1124 Stroobantia

Discovery
- Discovered by: E. Delporte
- Discovery site: Uccle Obs.
- Discovery date: 6 October 1928

Designations
- Named after: Paul Stroobant (Belgian astronomer)
- Alternative designations: 1928 TB · 1926 FC 1930 BK · 1951 DJ
- Minor planet category: main-belt · (outer)

Orbital characteristics
- Epoch 16 February 2017 (JD 2457800.5)
- Uncertainty parameter 0
- Observation arc: 86.39 yr (31,554 days)
- Aphelion: 3.0157 AU
- Perihelion: 2.8384 AU
- Semi-major axis: 2.9271 AU
- Eccentricity: 0.0303
- Orbital period (sidereal): 5.01 yr (1,829 days)
- Mean anomaly: 309.88°
- Mean motion: 0° 11^{m} 48.48^{s} / day
- Inclination: 7.7935°
- Longitude of ascending node: 22.248°
- Argument of perihelion: 264.49°

Physical characteristics
- Dimensions: 24.450±0.140 km 24.65±1.1 km (IRAS:9) 25.823±0.121 km 27.03±0.70 km 29.68±0.57 km
- Synodic rotation period: 16.39 h 17.0±0.2 h
- Geometric albedo: 0.108±0.014 0.135±0.008 0.1454±0.0165 0.1569±0.015 (IRAS:9)
- Spectral type: B–V = 0.702 U–B = 0.223 Tholen = X M · X
- Absolute magnitude (H): 10.67 · 10.67±0.22

= 1124 Stroobantia =

Metallic asteroid

1124 Stroobantia, provisional designation , is a metallic asteroid from the outer region of the asteroid belt, approximately 25 kilometers in diameter. It was discovered on 6 October 1928, by Belgian astronomer Eugène Delporte at Uccle Observatory in Belgium. It is named for astronomer Paul Stroobant.

== Description ==

Stroobantia orbits the Sun at a distance of 2.8–3.0 AU once every 5.01 years (1,829 days). Its orbit has an eccentricity of 0.03 and an inclination of 8° with respect to the ecliptic. First identified as at Heidelberg in 1926, the asteroid's observation arc begins at Algiers Observatory in 1931, or three years after its official discovery observation at Uccle.

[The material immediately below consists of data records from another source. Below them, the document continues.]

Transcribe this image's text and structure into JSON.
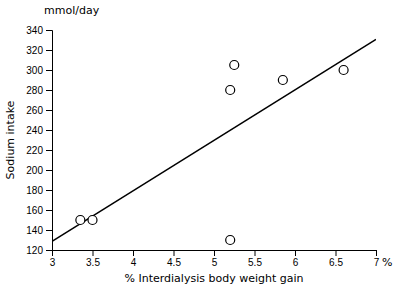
{
  "chart_data": {
    "type": "scatter",
    "xlabel": "% Interdialysis body weight gain",
    "ylabel": "Sodium intake",
    "annotations": [
      {
        "text": "%",
        "axis": "x"
      },
      {
        "text": "mmol/day",
        "axis": "y"
      }
    ],
    "series": [
      {
        "type": "scatter",
        "marker": "open-circle",
        "color": "black",
        "x": [
          3.35,
          3.5,
          5.2,
          5.25,
          5.85,
          6.6,
          5.2
        ],
        "values": [
          150,
          150,
          280,
          305,
          290,
          300,
          130
        ]
      },
      {
        "type": "line",
        "line_style": "solid",
        "color": "black",
        "x": [
          3.0,
          7.0
        ],
        "values": [
          128.73,
          330.56
        ]
      }
    ],
    "xlim": [
      3.0,
      7.0
    ],
    "ylim": [
      120,
      340
    ],
    "xticks": [
      3.0,
      3.5,
      4.0,
      4.5,
      5.0,
      5.5,
      6.0,
      6.5,
      7.0
    ],
    "yticks": [
      120,
      140,
      160,
      180,
      200,
      220,
      240,
      260,
      280,
      300,
      320,
      340
    ],
    "grid": false
  }
}
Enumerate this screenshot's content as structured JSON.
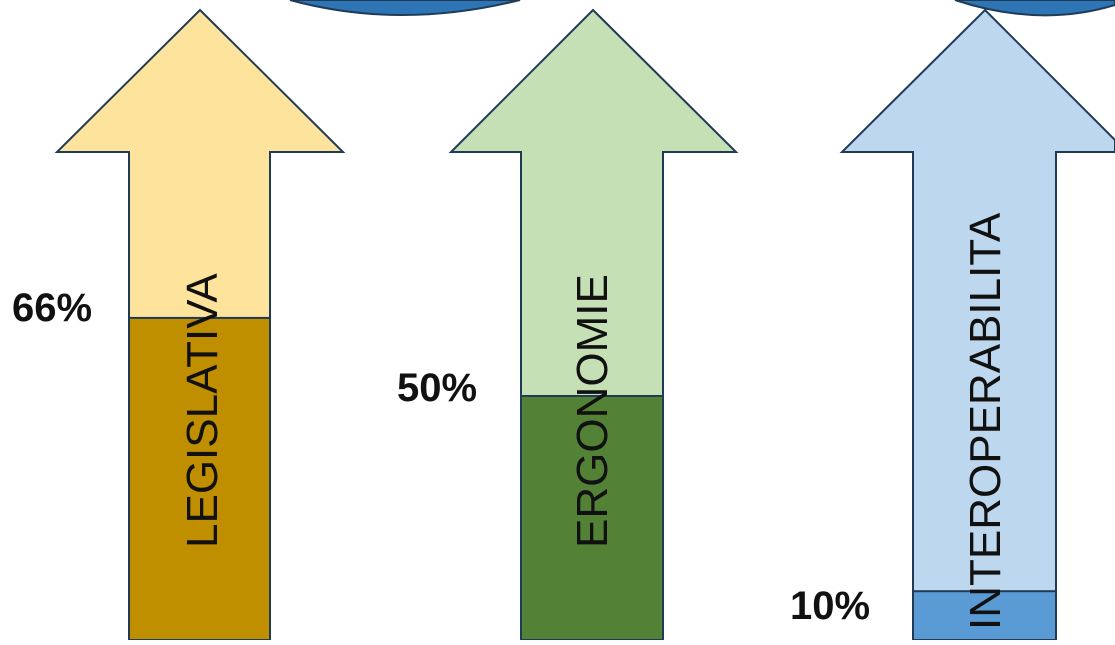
{
  "arrows": [
    {
      "label": "LEGISLATIVA",
      "percent_label": "66%",
      "fill_fraction": 0.66,
      "light_color": "#FDE39B",
      "fill_color": "#BF8F00"
    },
    {
      "label": "ERGONOMIE",
      "percent_label": "50%",
      "fill_fraction": 0.5,
      "light_color": "#C5E0B4",
      "fill_color": "#538135"
    },
    {
      "label": "INTEROPERABILITA",
      "percent_label": "10%",
      "fill_fraction": 0.1,
      "light_color": "#BDD7EE",
      "fill_color": "#5B9BD5"
    }
  ],
  "colors": {
    "outline": "#1F3B57",
    "top_blob": "#2E75B6"
  }
}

== Physical characteristics ==

In the Tholen taxonomy, Stroobantia is classified as a generic X-type asteroid. It was grouped it into the metallic subcategory of M-type asteroid by a spectroscopic survey of X-type asteroids using the TNG, NTT and IRTF telescopes.

=== Rotation period ===

Two fragmentary rotational lightcurves of Stroobantia were obtained from photometric observations by Ricardo Gil-Hutton at the Félix Aguilar Observatory in Argentina, and by French amateur astronomers Laurent Bernasconi. Lightcuve analysis gave a rotation period of 16.39 and 17.0 hours with a brightness amplitude of 0.15 and 0.06 magnitude, respectively (U=1/1).

=== Diameter and albedo ===

According to the surveys carried out by the Infrared Astronomical Satellite IRAS, the Japanese Akari satellite, and NASA's Wide-field Infrared Survey Explorer with its subsequent NEOWISE mission, Stroobantia measures between 24.45 and 29.68 kilometers in diameter, and its surface has an albedo between 0.108 and 0.1569. The Collaborative Asteroid Lightcurve Link adopts the results obtained by IRAS, that is, an albedo of 0.1569 and a diameter of 24.65 kilometers with an absolute magnitude of 10.67.

== Naming ==

This minor planet was named for Paul Stroobant (1868–1936), a Belgian astronomer and director of the Uccle Observatory, where this asteroid was discovered. Stroobant's research included the number, mass and distribution of the minor planets. Naming citation was first mentioned in The Names of the Minor Planets by Paul Herget in 1955 (H 105).